So first of all I’d like to say that I’m newbe here.
My steps:
1. I tried to find serial bpx GetDlgItemTextA works fine here, and next step is call with pushed address of s/n string. Ok first of all this function checks whether 2 first chars are 0, when it sees that they are not it continues to manipulate with registers containing those chars (another call), I couldn’t manage to understand what is it doing, but it then checks whether eax is 0, then it calls the function which writes some data in registry hklm\software\radmin\v1.01\ViewType\Data, but I do not understand how it calculates the address of data buffer size, then it read data from registry with size 80h, there is no so much chars and functions ends with error_code, but it never checks this data . hklm\software\radmin\v1.01\ViewType\Data – this is where registration data is stored (regmon – tells the same). (all prog params are stored in hkcu\software\radmin\v2.0\).
So I couldn’t understand this part ok.
2. I tried to get time check bpx GetLocalTime – the time was checked and I found the real program entry after checking is OK - 00aaaa07 – the entry of checking prog is 00AA91C9.
So I did ‘d 00aaaa07’ and ‘d 00AA91c9’ wrote down some hex numbers.

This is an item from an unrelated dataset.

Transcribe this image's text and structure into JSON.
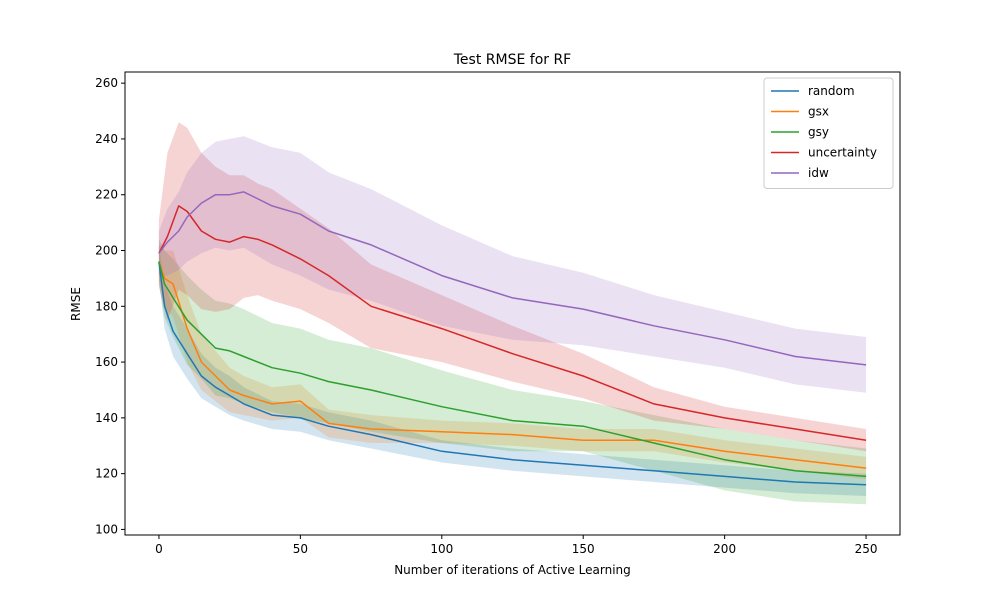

But I couldn’t find any of them in radmin.exe or in any dll it loads (AdmDll.dll, raddrv.dll, visedll.dll) (on startup it loads only AdmDll.dll). (those dll loaded dynamically (LoadLibraryA), coz “tdump –em radmin.exe” tells that it uses only kernel32 and user32 functions) So those files all packed I tried to make a dump, but I couldn’t find those lines in dump too.
I will appreciate any help or tutors on such a case. Thank you all.